Un ancien combattant de l’armée franquiste a également témoigné sur les rafles permanentes, presque quotidiennes, de ‘suspects’ politiques dans la région de Córdoba bien après le commencement de la guerre, par son unité de l’armée régulière. Il a qualifié beaucoup de ces arrestations et exécutions comme ‘extrêmement arbitraires’ .12
Le même type de terreur organisée par les autorités existait aussi dans la province à dominante rurale de Zamorra dans la Vieille Castille, qui était tombée immédiatement aux mains des rebelles. Pratiquement tous les dirigeants de partis et d’organisations soutenant la république furent rassemblés et exécutés.13 De tels faits sont survenus sans aucun doute à travers toute l’Espagne tenue par les rebelles.
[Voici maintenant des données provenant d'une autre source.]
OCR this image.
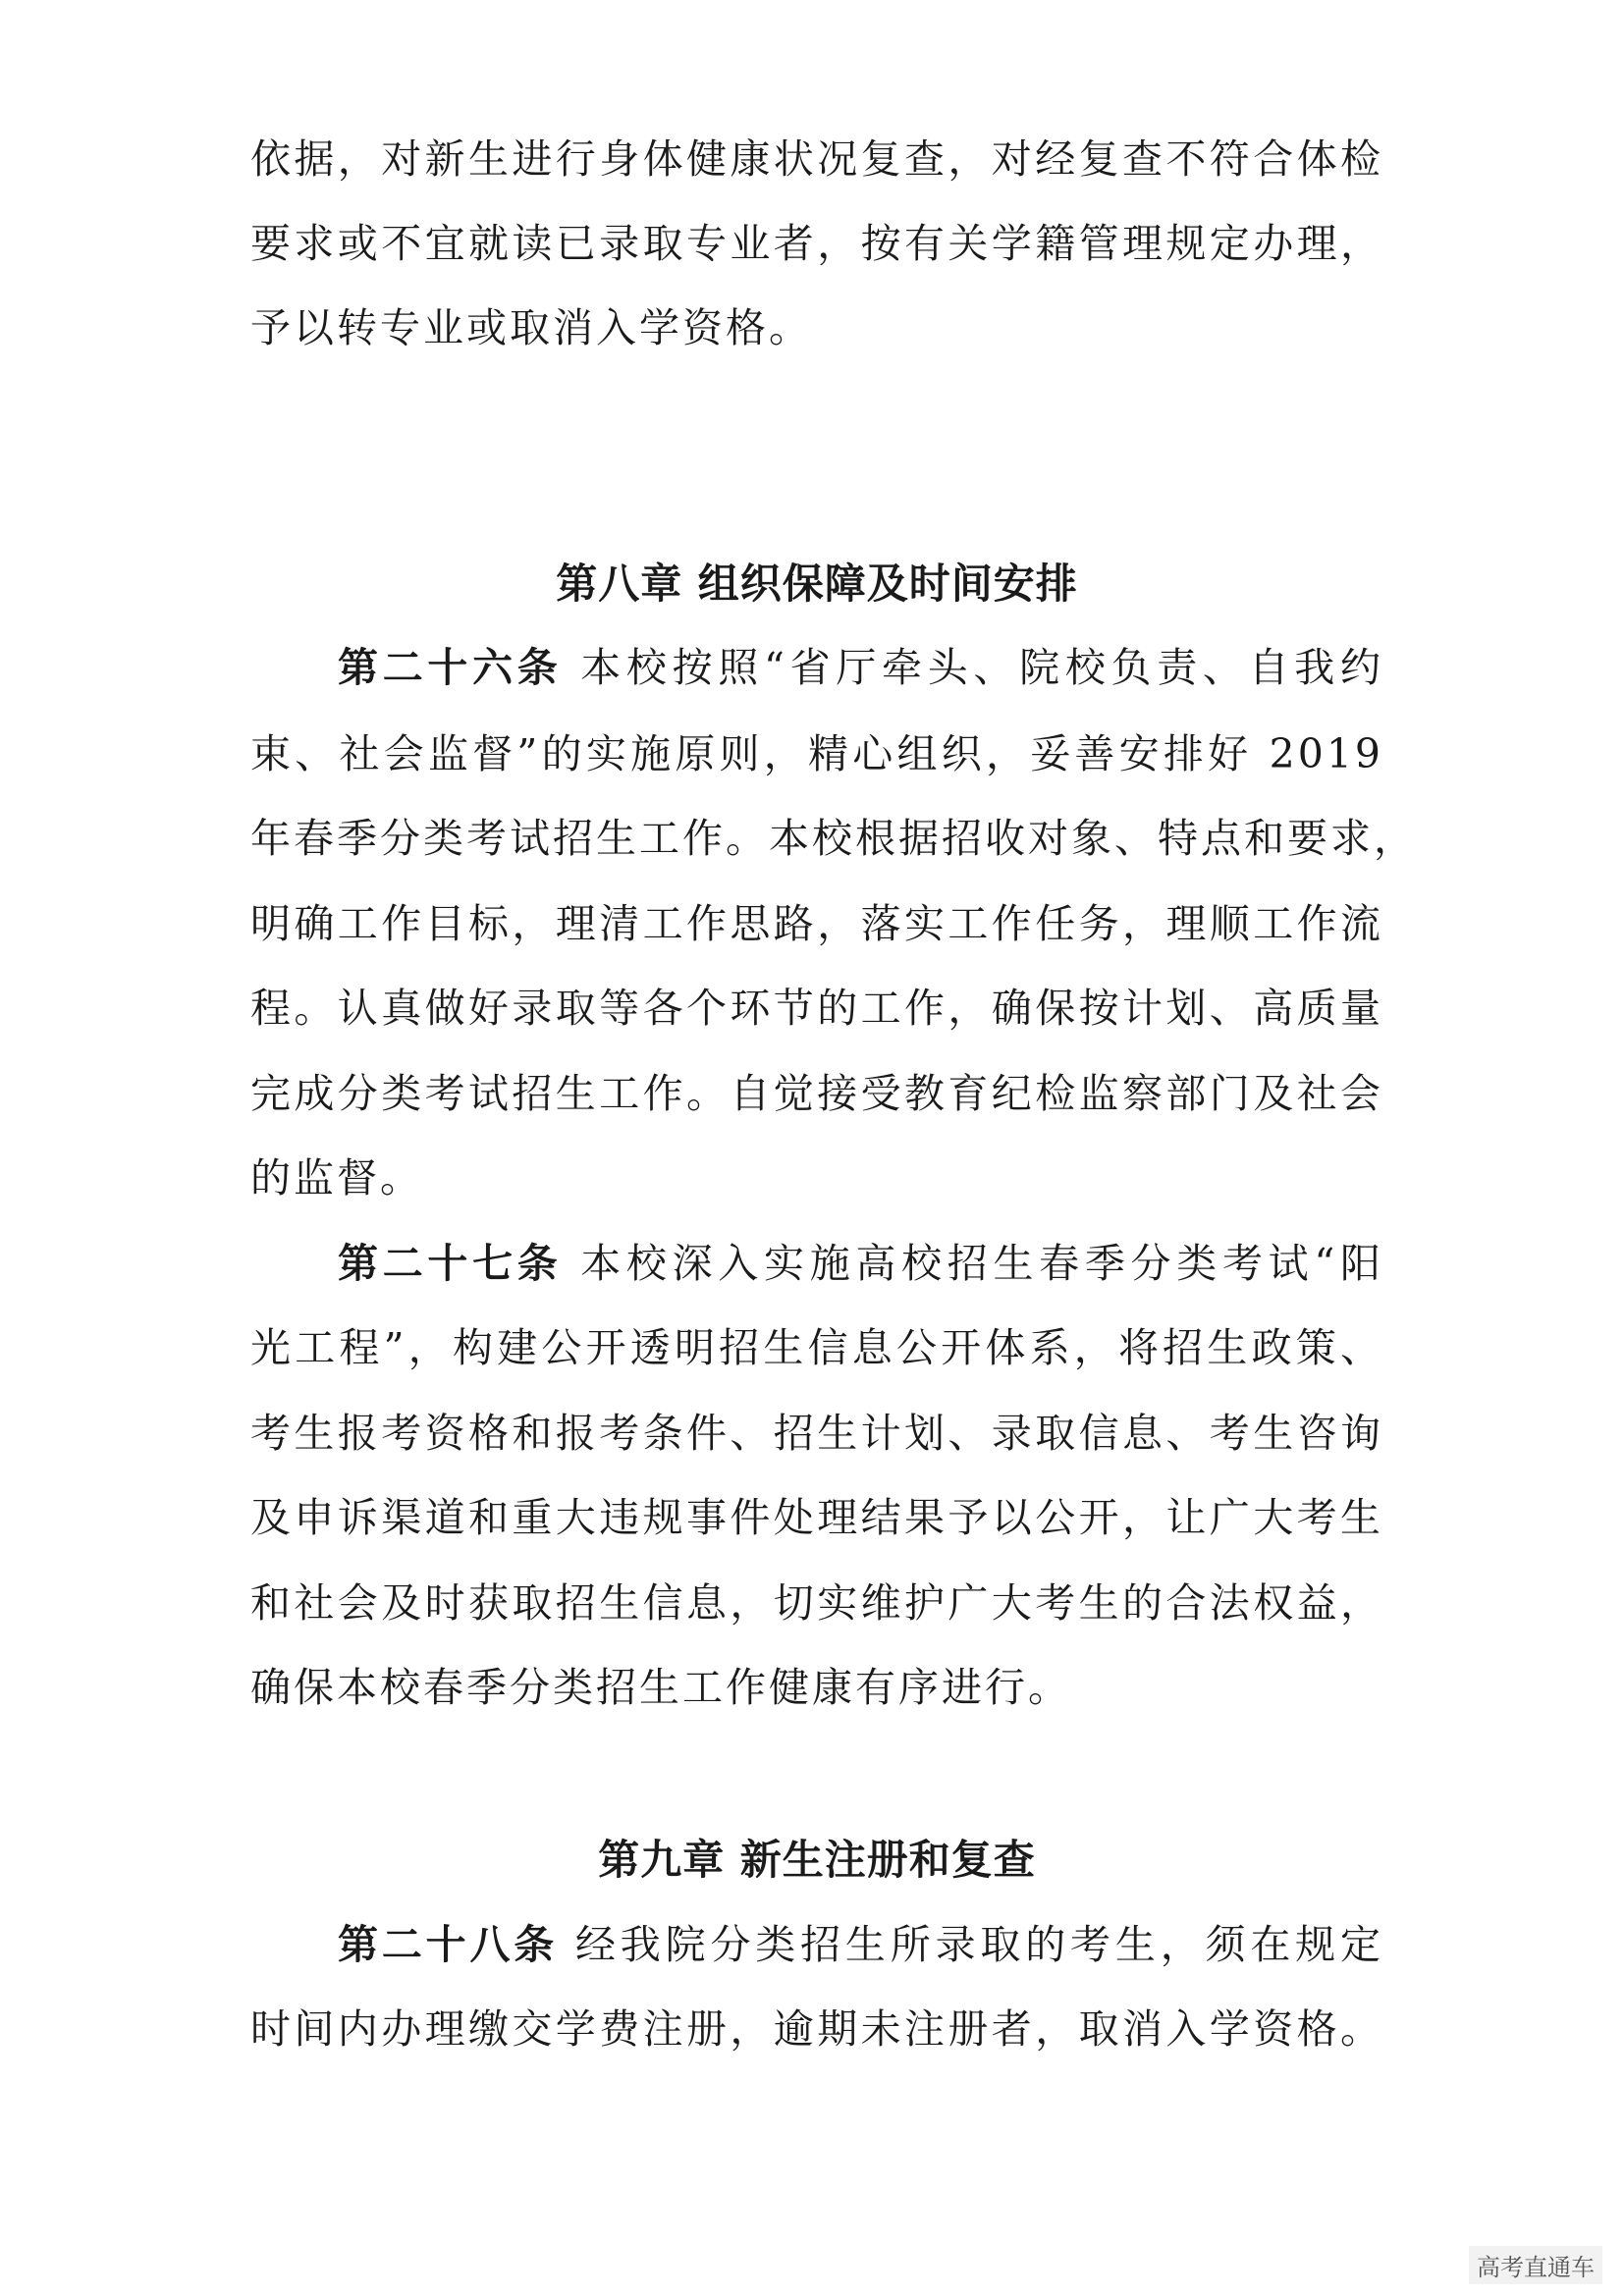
依据，对新生进行身体健康状况复查，对经复查不符合体检
要求或不宜就读已录取专业者，按有关学籍管理规定办理，
予以转专业或取消入学资格。
第八章 组织保障及时间安排
第二十六条 本校按照“省厅牵头、院校负责、自我约
束、社会监督”的实施原则，精心组织，妥善安排好 2019
年春季分类考试招生工作。本校根据招收对象、特点和要求，
明确工作目标，理清工作思路，落实工作任务，理顺工作流
程。认真做好录取等各个环节的工作，确保按计划、高质量
完成分类考试招生工作。自觉接受教育纪检监察部门及社会
的监督。
第二十七条 本校深入实施高校招生春季分类考试“阳
光工程”，构建公开透明招生信息公开体系，将招生政策、
考生报考资格和报考条件、招生计划、录取信息、考生咨询
及申诉渠道和重大违规事件处理结果予以公开，让广大考生
和社会及时获取招生信息，切实维护广大考生的合法权益，
确保本校春季分类招生工作健康有序进行。
第九章 新生注册和复查
第二十八条 经我院分类招生所录取的考生，须在规定
时间内办理缴交学费注册，逾期未注册者，取消入学资格。
高考直通车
Gabriel Jackson a commenté le terrorisme dans les zones tenues par les rebelles
"...il ne faut pas expliquer la virulence de la purge dans l’Espagne insurgée par les lois de la guerre ... Les insurgés espagnols se battaient pour préserver les privilèges traditionnels de l’Armée, de l’Église et des propriétaires terriens... Le soulèvement militaire du 18 juillet apparaissait comme leur dernière chance de préserver une Espagne où leurs privilèges seraient sauvegardés… Les exécutions dans l’Espagne nationaliste n’étaient pas l’œuvre de foules révolutionnaires profitant de l’effondrement de l’état républicain. Elles étaient ordonnées et approuvées par les plus hautes autorités militaires." Le même auteur, qui a réalisé une étude approfondie sur le sujet, concluait qu’il y eut environ 200 000 victimes de ‘paseos et de représailles politiques nationalistes pendant la guerre’ à comparer avec les 20 000 ‘paseos et représailles politiques en zone républicaine’.14
Terreur initiale en Catalogne et au Levant
Avec la suppression de la rébellion en Catalogne, les anarchistes y contrôlaient presque entièrement la situation. Au Levant, au sud, ils partageaient le pouvoir avec les socialistes de Largo Caballero. Donc, ce qui s’est passé dans ces deux zones est particulièrement révélateur quant au rôle des anarchistes dans la violence et la terreur dans ces deux régions.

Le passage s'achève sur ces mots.